Ah, the traditional British Christmas…. you know how it is.
On Christmas Eve, the stockings go up and the kids are early to bed. Some time during the night (but only if you’ve been good) Santa arrives on a sleigh pulled by reindeer, slides down the chimney in his signature red suit, opens his big sack of presents, and leaves a pile under the beautifully-decorated Christmas tree. Come morning, the kids are up at the crack of dawn to tear the wrapping paper off the pressies and then the whole family stuffs it face with turkey and mince pies before falling asleep in front of whatever repeats they’re showing on TV.
That’s how we do it here, but Christmas can be very different in other countries around the world.
For many people in Japan, the traditional Christmas dinner is Kentucky Fried Chicken (KFC). No, seriously. Historically, Japan does not celebrate Christmas and it’s not a national holiday. Millions of Japanese, however, spend Christmas Day at one of the restaurant chain’s many outlets, where they feast on… well, buckets of fried chicken. It all started back in the 1970s, when KFC noticed that many foreign countries could not get hold of turkey at Christmas and so launched a marketing campaign with a new menu that included fried chicken and Champagne. It worked so well that queuing to get into KFC on Christmas Day has become a tradition in itself in Japan. Pre-booking is essential to avoid disappointment.
The Mexican celebration of Christmas is called Las Posadas and begins on December 16. The ninth evening of Las Posadas is Buena Noche, Christmas Eve. The children lead a procession through the streets to the church and place a figure of the Baby Jesus in the nacimiento (nativity scene).
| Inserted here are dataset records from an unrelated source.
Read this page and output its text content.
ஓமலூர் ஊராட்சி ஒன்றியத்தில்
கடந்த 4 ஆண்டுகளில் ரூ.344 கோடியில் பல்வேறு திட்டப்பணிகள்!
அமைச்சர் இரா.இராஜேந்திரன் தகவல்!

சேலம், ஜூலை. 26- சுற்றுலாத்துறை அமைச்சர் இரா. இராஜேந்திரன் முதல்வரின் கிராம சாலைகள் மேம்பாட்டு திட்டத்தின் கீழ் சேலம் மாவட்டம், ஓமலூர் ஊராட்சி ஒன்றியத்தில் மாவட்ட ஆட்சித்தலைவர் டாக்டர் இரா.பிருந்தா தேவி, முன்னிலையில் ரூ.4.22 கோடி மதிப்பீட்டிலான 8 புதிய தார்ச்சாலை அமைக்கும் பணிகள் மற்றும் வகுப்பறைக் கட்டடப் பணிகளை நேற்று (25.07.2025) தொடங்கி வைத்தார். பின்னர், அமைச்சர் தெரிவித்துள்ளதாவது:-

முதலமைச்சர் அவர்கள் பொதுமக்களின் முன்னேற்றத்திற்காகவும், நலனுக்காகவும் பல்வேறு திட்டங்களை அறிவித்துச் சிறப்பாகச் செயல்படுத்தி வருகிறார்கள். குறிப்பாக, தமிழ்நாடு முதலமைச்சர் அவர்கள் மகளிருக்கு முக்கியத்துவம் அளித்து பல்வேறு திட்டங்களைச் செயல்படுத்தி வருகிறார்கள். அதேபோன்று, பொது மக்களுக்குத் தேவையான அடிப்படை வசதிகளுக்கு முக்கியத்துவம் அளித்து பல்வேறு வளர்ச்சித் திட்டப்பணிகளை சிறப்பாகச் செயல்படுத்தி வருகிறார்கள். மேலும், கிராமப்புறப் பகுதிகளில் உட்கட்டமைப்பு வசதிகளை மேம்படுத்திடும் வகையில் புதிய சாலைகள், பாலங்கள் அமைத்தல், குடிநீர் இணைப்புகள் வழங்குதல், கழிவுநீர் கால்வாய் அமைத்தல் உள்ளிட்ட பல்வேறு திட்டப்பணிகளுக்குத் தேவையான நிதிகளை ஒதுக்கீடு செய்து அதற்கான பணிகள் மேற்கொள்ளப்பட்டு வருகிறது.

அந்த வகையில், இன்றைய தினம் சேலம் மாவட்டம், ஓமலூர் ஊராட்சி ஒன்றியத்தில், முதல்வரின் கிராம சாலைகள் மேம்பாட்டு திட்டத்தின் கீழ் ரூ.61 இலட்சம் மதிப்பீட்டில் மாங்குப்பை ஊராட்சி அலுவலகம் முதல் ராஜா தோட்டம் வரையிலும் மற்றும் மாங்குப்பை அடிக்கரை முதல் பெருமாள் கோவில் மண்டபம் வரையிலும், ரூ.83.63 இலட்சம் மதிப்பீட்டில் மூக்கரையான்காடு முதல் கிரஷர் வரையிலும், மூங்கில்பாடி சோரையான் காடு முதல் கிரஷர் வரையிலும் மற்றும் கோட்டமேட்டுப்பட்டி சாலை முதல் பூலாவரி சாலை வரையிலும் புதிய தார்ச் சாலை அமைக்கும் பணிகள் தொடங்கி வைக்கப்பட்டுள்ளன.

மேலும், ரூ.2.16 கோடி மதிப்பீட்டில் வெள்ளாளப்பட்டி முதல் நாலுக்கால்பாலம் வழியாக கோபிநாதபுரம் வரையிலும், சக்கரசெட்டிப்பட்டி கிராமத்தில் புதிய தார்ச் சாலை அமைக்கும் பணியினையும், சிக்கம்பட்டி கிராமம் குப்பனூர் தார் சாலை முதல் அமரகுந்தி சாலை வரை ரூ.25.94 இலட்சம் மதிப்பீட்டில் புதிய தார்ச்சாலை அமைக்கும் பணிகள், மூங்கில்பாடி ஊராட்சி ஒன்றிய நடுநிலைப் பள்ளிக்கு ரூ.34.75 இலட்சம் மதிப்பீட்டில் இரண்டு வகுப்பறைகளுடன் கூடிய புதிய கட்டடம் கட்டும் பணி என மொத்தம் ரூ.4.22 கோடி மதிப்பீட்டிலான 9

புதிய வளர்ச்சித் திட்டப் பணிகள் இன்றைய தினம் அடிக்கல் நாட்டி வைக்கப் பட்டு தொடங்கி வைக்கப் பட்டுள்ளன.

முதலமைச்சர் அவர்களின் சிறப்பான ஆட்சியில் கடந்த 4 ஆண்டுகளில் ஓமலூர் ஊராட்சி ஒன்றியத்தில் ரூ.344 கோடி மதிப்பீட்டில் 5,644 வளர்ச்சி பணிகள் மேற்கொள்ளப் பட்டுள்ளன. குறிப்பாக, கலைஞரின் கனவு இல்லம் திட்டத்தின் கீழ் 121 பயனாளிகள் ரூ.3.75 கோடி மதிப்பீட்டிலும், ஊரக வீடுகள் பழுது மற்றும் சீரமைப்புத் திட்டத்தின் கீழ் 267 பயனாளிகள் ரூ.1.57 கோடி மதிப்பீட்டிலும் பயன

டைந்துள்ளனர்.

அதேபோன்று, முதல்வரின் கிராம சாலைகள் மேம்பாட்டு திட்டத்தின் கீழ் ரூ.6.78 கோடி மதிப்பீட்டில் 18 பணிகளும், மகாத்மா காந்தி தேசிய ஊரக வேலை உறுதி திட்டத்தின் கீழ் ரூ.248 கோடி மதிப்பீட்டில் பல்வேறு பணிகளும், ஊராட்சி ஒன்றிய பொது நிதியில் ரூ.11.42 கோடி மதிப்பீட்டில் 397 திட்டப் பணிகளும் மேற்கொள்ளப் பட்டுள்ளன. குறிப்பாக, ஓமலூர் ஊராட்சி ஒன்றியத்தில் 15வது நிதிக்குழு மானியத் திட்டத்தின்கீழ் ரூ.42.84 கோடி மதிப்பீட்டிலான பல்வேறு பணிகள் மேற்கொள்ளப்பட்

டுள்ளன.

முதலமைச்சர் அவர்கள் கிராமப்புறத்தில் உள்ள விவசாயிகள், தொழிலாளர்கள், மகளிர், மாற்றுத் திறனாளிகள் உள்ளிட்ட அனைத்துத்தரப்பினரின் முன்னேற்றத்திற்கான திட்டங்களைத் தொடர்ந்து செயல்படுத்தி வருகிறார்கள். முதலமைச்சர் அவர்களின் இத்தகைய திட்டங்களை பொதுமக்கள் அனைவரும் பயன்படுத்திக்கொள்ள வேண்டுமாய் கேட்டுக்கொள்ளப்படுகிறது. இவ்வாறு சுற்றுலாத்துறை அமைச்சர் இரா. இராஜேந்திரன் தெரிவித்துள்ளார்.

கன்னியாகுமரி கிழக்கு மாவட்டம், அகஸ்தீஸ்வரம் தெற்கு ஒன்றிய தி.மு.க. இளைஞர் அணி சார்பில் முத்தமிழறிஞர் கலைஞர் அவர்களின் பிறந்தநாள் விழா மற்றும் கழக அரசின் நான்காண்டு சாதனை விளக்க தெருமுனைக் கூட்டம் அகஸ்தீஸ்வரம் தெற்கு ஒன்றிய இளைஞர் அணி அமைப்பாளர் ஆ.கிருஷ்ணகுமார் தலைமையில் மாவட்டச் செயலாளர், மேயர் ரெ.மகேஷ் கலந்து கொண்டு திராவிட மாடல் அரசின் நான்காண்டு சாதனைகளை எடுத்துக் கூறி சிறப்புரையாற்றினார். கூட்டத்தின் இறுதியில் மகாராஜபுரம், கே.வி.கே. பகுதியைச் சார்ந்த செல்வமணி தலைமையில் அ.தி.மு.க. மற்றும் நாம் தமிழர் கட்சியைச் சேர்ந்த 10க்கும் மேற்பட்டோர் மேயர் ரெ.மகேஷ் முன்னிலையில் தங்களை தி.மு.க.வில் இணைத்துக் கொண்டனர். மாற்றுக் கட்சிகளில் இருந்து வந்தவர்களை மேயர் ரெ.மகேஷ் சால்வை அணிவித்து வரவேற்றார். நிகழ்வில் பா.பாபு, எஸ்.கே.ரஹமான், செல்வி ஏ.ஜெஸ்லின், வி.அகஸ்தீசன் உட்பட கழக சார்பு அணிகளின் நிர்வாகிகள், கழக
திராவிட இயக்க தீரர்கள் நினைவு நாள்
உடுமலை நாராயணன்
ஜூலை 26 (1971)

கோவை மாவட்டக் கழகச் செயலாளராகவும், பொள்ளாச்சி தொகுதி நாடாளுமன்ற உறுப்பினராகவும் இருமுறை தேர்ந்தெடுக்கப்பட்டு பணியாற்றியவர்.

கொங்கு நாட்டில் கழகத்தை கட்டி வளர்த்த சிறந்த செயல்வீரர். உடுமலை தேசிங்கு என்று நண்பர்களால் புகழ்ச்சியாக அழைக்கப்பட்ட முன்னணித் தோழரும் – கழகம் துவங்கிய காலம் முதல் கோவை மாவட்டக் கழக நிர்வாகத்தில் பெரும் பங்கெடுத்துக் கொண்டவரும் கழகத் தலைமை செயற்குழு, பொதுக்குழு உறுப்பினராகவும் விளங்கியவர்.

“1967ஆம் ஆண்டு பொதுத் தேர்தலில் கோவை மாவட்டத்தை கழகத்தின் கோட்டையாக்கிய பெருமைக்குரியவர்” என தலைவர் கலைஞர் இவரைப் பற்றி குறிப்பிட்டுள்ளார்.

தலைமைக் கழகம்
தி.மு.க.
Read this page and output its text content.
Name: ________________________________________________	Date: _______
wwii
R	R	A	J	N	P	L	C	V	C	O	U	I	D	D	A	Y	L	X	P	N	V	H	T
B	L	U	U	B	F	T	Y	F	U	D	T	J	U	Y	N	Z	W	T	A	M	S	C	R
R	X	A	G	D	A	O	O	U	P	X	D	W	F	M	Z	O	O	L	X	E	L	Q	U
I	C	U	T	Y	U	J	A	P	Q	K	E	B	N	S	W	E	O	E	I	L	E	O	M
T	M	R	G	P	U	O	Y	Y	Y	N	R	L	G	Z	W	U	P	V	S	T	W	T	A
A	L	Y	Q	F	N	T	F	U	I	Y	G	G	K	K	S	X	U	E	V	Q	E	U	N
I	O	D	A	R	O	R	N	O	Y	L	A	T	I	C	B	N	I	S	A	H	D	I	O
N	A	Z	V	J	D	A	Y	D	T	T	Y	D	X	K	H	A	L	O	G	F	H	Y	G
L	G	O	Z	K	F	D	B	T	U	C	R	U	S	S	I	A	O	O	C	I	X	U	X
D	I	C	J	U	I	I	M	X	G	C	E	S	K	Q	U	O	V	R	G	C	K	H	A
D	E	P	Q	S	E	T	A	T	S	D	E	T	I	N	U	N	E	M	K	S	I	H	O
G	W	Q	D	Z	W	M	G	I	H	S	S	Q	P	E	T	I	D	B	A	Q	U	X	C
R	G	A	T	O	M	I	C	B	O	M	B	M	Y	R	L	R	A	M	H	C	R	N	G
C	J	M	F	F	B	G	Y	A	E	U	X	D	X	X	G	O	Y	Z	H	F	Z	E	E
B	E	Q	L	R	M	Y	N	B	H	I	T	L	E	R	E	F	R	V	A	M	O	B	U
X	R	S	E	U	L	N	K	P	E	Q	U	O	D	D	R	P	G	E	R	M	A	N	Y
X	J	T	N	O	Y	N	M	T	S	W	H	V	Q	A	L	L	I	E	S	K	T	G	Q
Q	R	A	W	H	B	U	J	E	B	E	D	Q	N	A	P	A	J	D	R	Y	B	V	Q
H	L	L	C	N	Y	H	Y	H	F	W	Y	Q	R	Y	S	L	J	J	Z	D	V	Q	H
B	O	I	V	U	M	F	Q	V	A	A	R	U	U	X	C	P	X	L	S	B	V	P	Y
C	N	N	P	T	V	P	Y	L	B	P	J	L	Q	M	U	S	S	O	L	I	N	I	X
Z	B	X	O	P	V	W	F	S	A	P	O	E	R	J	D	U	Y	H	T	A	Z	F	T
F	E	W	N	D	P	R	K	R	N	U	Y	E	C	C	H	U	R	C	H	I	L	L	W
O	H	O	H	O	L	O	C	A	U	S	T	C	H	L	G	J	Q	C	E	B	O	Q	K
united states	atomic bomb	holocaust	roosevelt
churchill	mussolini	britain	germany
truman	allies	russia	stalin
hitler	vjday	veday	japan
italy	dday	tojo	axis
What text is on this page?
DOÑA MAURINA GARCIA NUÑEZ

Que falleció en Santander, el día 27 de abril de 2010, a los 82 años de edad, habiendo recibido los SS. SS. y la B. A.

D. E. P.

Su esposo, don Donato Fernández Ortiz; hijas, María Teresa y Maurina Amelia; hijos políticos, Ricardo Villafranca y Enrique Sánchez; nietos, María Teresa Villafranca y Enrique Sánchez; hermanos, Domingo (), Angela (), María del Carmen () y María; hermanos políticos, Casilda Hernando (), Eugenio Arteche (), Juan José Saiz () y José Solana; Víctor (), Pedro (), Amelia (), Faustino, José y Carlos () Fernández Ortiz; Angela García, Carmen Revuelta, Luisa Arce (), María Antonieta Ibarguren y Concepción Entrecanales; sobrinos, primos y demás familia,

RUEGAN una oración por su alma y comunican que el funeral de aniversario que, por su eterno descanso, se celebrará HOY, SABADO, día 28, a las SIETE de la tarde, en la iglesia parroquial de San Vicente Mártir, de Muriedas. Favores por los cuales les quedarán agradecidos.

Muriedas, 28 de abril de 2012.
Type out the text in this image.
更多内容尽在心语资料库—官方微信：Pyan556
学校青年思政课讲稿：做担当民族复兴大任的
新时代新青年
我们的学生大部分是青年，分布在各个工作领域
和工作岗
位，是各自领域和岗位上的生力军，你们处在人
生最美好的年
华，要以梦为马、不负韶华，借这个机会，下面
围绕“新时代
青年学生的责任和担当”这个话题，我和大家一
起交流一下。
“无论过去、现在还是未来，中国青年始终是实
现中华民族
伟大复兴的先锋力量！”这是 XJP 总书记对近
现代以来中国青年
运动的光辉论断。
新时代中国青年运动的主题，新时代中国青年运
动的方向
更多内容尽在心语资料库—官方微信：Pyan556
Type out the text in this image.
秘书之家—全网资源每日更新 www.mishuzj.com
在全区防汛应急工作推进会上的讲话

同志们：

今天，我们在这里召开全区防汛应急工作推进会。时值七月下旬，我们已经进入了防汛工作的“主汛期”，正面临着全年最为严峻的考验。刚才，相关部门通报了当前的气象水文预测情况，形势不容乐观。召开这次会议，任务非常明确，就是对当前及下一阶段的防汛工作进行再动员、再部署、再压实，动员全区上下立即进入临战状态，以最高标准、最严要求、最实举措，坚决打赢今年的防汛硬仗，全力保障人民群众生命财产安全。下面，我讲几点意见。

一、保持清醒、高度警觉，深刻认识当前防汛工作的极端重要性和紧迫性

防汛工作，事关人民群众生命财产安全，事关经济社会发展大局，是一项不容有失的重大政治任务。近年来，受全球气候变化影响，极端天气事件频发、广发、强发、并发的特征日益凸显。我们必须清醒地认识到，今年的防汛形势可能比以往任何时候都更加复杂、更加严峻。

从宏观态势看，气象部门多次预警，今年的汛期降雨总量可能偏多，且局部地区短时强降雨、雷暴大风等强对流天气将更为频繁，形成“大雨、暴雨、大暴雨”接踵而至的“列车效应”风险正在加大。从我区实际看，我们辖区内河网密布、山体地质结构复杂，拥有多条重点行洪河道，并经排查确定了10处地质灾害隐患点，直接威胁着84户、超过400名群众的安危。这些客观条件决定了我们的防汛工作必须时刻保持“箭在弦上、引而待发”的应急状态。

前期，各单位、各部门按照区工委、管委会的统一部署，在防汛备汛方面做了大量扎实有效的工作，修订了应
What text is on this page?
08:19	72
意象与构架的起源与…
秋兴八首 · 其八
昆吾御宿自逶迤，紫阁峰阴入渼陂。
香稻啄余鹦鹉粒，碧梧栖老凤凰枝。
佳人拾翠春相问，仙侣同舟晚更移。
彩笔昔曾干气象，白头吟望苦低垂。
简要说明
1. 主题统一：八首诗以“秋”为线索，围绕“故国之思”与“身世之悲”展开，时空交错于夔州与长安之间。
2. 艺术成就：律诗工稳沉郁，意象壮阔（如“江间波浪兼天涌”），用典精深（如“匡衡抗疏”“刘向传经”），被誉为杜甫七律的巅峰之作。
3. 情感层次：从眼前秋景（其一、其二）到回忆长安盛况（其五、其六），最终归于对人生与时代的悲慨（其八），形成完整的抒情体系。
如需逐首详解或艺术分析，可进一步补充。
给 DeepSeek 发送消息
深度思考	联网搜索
Then everyone heads off to midnight mass.
In Russia, Christmas is celebrated on January 7, and wasn’t really a ‘thing’ during the 20th century, as it wasn’t allowed to be celebrated publicly. As New Year’s Day precedes Russian Christmas, it’s often celebrated as a more important holiday. These days, some Russians observe two Christmases and even two New Year’s – the first Christmas on December 25 and a second New year on January 14. The traditional Christmas Day meal may feature a main of pork, goose or other meat dish, followed by a variety of sides such as aspic, stuffed pies, and various types of dessert. The Russian Santa Claus is known as Ded Moroz and, accompanied by Snegurochka (the Snow Maiden), he brings presents to children to place under the tree. He carries a staff and, instead of a reindeer-pulled sleigh, he arrives in a troika.
Norwegian kids have two creatures they need to keep an eye out for. First is the Julebukk, who is a goat-like gnome who dishes out pressies. Then there’s Jul Nisse, who guards the farm animals and plays tricks on the children who don’t leave porridge out for him.
The Dutch celebrate the holiday on December 6 and await the arrival of Sinterklass and his trusty helper, Zwarte Piet (Black Pete), who arrive by boat and leave candy and nuts for good little boys and girls – or else a golden birch (for spanking) for those who have been naughty. In the Netherlands, Santa doesn’t hail from the Lapland – he’s from Spain! Zwarte Piet has proven controversial in recent years. Traditionally depicted by actors in black facepaint the character has been criticised by groups in Holland and even the UN for negatively portraying minorities.
December 6 is Nikolaustag (St Nicholas Day). The night before, children leave a shoe or boot outside their door, and the next morning candies or small toys appear in them. As in the Netherlands, a golden birch is placed in them if they’ve been naughty.
Single ladies perform an unusual ritual on Christmas Eve to find out if they will get married during the year ahead. With their backs turned to the house door, it involves throwing one shoe over their shoulder. If the shoe lands with the heel pointing towards the door – bad luck! – they will remain single. If the front of the shoe point towards the door, however, it’s time to start making wedding plans.
The Spanish kick off their Christmas celebrations on December 8, with the feast of the Immaculate Conception. Presents don’t get dished out until January 6 – Dia de Los Reyes (or Three Kings Day in English). The fun begins the night before, when the three kings lead their procession through the streets, throwing sweets to the children. The morning after the night before, the kids wake up to find presents have been left overnight. Christmas meals in Spain vary from region to region, but a popular tradition is to eat a Roscon (a large, sweet donut-shaped bread covered in cherries and sugar). A plastic toy is buried deep in the Roscon, and whoever finds it gets good luck for the year ahead.
Superstitious Greeks wrap fresh basil around a wooden cross, which is used to sprinkle water around the house to keep away the Killantzaroi – mischievous goblins. Some households also keep a fire lit to stop them getting up to mischief, like turning milk sour and riding on the backs of people. Presents are given on January 1.
Children get their presents on December 6, which is St Nicholas’ Day. Families get together for a traditional Christmas Eve feast, which has 12 courses, two of which are carp (a type of fish). Polish tradition has it that animals can talk and people can tell the future on Christmas Eve.